Kapolri Perintahkan Polda Antisipasi Perdagangan Anak Aceh
Senin, 03 Jan 2005 18:22 WIB
Jakarta - Kapolri Jenderal Da'i Bachtiar menginstruksikan kepada seluruh Polda se-Indonesia khususnya yang berdekatan dengan daerah bencana gempa dan tsunami di Aceh dan Sumut untuk mengantisipasi perdagangan anak-anak pengungsi korban bencana tersebut. "Instruksi secara tertulis sudah dikirimkan pagi tadi ke seluruh Polda khususnya Polda Sumut, Riau, Sumsel, termasuk Jakarta dan kota besar lainnya agar mewaspadai child trafficking person," kata Kabareskrim Mabes Polri Komjen Pol Suyitno Landung di Mabes Polri, Jl. Trunojoyo, Jakarta, Senin (4/1/2005).Mabes Polri sudah menemukan indikasi adanya sejumlah kelompok atau orang-orang tertentu yang memanfaatkan situasi di bencana untuk bisnis jual beli anak. Menurut Suyitno, setidaknya, ada 3 macam modus perdagangan anak.

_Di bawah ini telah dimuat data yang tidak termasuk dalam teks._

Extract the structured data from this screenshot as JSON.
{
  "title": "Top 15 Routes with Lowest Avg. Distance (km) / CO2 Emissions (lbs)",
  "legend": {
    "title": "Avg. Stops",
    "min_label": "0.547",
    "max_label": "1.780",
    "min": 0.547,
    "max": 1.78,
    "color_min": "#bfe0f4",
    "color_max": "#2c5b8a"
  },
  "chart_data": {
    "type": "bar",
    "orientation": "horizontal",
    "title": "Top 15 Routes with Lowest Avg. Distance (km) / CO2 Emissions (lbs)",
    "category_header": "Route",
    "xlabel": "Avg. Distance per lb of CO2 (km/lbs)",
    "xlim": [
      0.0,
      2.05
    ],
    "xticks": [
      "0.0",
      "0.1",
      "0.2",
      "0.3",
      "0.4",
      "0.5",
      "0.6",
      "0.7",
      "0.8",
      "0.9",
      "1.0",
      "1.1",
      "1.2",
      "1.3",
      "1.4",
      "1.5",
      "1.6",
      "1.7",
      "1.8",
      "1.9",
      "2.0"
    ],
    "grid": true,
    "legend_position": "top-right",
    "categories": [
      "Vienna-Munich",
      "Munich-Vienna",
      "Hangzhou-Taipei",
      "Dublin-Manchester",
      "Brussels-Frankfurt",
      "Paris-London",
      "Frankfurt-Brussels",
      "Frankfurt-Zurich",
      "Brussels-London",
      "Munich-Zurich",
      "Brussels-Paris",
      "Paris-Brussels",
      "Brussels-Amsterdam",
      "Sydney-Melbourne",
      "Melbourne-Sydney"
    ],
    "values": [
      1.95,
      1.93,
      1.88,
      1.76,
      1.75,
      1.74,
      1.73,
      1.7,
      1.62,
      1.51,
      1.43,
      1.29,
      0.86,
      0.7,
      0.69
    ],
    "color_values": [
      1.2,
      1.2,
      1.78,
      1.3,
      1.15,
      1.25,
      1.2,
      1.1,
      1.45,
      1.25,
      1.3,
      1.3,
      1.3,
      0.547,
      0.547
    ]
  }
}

Pertama, mengatasnamakan yayasan untuk memelihara atau menyalurkan anak-anak yatim piatu untuk diadopsi orang-orang tertentu. Kedua, dengan mengaku keluarga, kerabat, famili bahkan relawan untuk memelihata anak-anak tersebut. Ketiga, mereka yang mengaku orang yang bisa mengasuh dan mengadopsi anak-anak tersebut. Untuk langkah awal, Mabes Polri menugaskan posko-posko pengungsi atau penampungan seperti di Banda Aceh Medan dan Pidie untuk meneliti kembali data anak-anak yang diungsikan atau diambil oleh keluarganya. "Kita juga mengimbau masyarakat untuk tidak percaya begitu saja pada orang-orang yang mengatasnamakan yayasan atau wali kepada anak-anak di tempat pengungsi," kata Suyitno. Mengenai nasib anak-anak yatim piatu sedang dirapatkan oleh jajaran Kementerian Kesra. Sementara mereka ditampung dan dipelihara negara. Suyitno menegaskan, para pelaku perdagangan anak bisa dihukum dengan UU nomor 23 tahun 2002 tentang perlindungan anak.